Dungeons & Dragons adventure module

Tomb of the Lizard King is a Dungeons & Dragons' adventure module published in 1982 by TSR. In Tomb of the Lizard King, the player characters are employed by the Count of Eor to investigate a monstrous force that has been terrorizing caravans and peasants near the village of Waycombe. The adventure is appropriate for large groups of characters of level 5–7, or smaller groups with higher levels.

==Plot summary==
Tomb of the Lizard King is a three-part adventure scenario in which the player characters must journey through the wilderness, combat brigands, and explore the tomb of a Lizard King. Brigands have disrupted the southern trade routes, and the merchants are demanding that the Count of Eor stop the attacks. The Count puts out the call for adventurers to end the raids and discover what is behind the attacks.

==Publication history==
Tomb of the Lizard King was written by Mark Acres and illustrated by Jim Holloway and Jeff Easley. It was published by TSR in 1982 as a 32-page booklet with an outer folder. The module is part of the "Intermediate" series (I2) for the AD&D game, and was used as the tournament module at Origins 1980. The adventure was edited by Michael Williams and illustrated by Harry J. Quinn. While Tomb of the Lizard King could originally be played in any setting, it has since been retroactively placed into the World of Greyhawk campaign setting. In an article by Gary Holian in Living Greyhawk Journal, No. 1, it was revealed that the County of Eor had been absorbed into the Kingdom of Keoland.

==Reception==
Doug Cowie reviewed I2 favorably for Imagine magazine, calling it a "one off exercise with various encounters occurring in widely differing settings" and praising the well-drawn maps. Although he found the outline and "source of villainy" very similar to module N1, Cowie thought I2 was a better-presented adventure than N1 as it provides an "interesting setting, good NPCs, and some very dangerous underground encounters".

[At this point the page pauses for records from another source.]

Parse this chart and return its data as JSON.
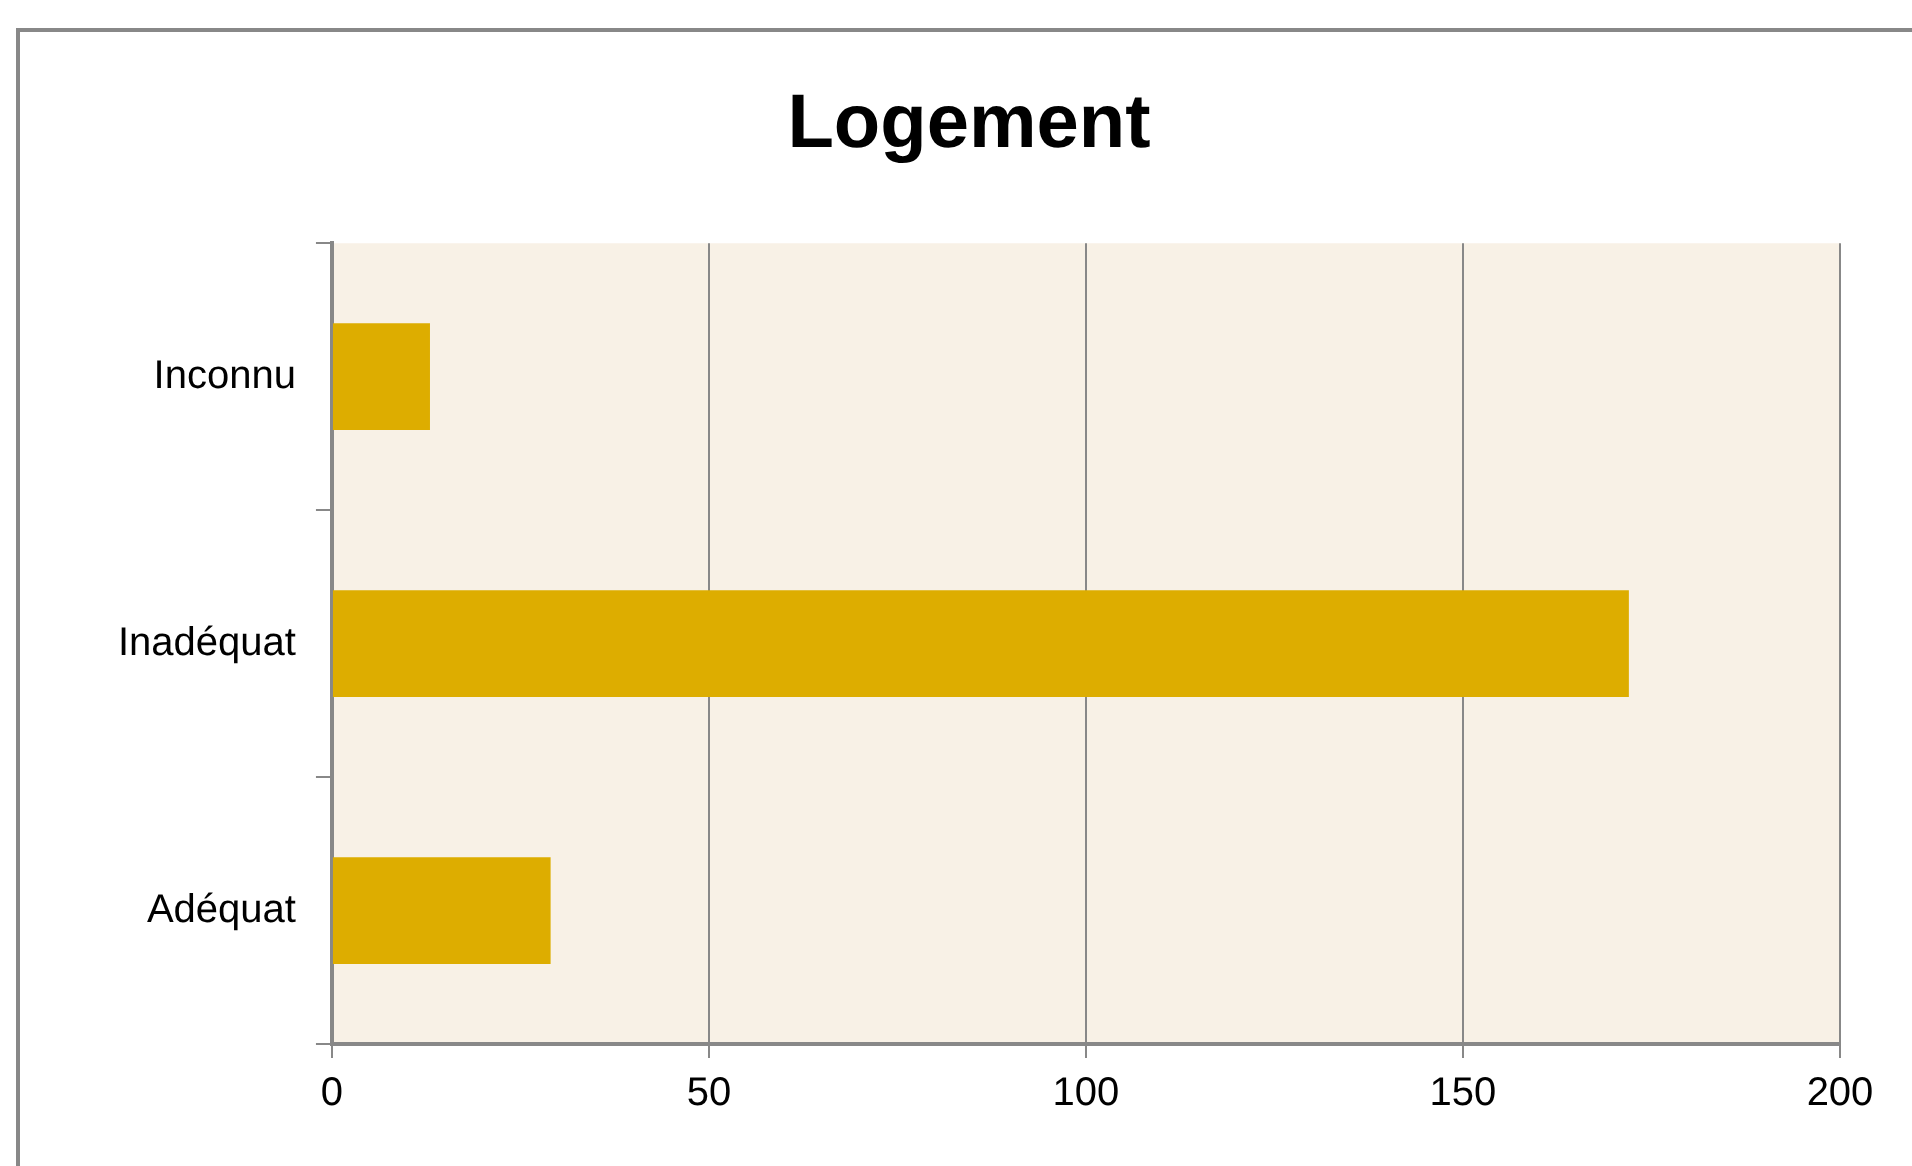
{
  "chart_data": {
    "type": "bar",
    "orientation": "horizontal",
    "title": "Logement",
    "categories": [
      "Inconnu",
      "Inadéquat",
      "Adéquat"
    ],
    "values": [
      13,
      172,
      29
    ],
    "color": "#ddad00",
    "xlim": [
      0,
      200
    ],
    "xticks": [
      0,
      50,
      100,
      150,
      200
    ],
    "grid": "x",
    "legend": false
  }
}
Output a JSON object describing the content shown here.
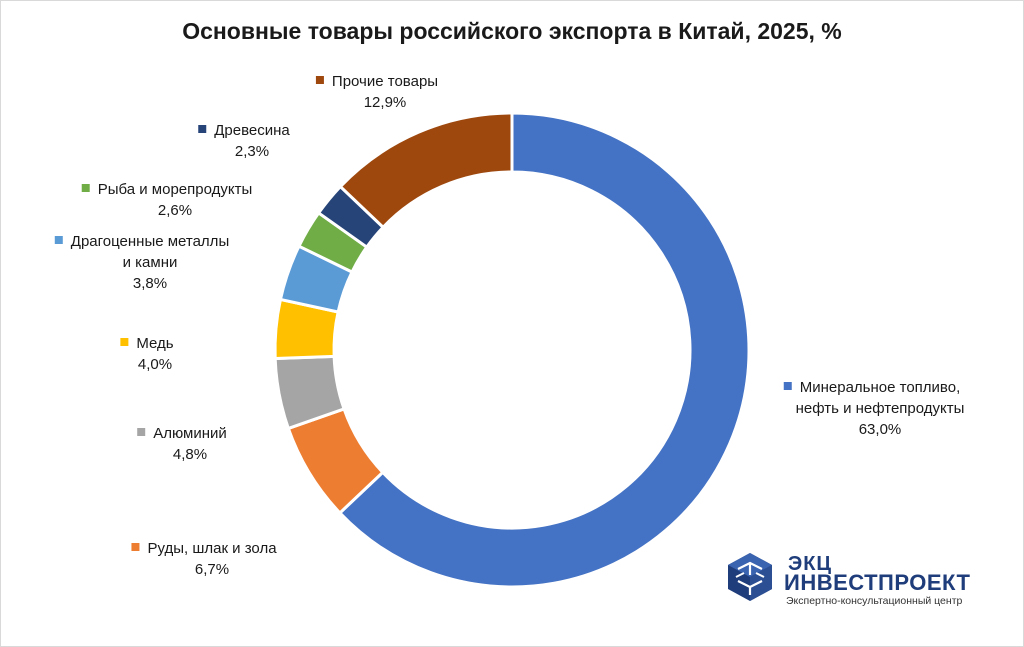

Jim Bambra reviewed Tomb of the Lizard King for White Dwarf magazine. He gave it a nine out of ten overall, calling it "a difficult adventure that was designed to test a party's mettle and playing skill". While pre-rolled player characters are provided with the module, Bambra felt that it was worth using a player's own character because "there are some nice goodies to be had". He did note that the module was a victim of sloppy printing in places, but felt that the mistakes should be obvious enough to pose no problems to a competent Dungeon Master. Bambra concluded by describing the module as "[a] good module for those who enjoy challenging gaming sessions with plenty of opportunity to be cautious, thoughtful and aggressive."

In Lawrence Schick's 1991 book Heroic Worlds, he calls the Lizard King "extremely nasty".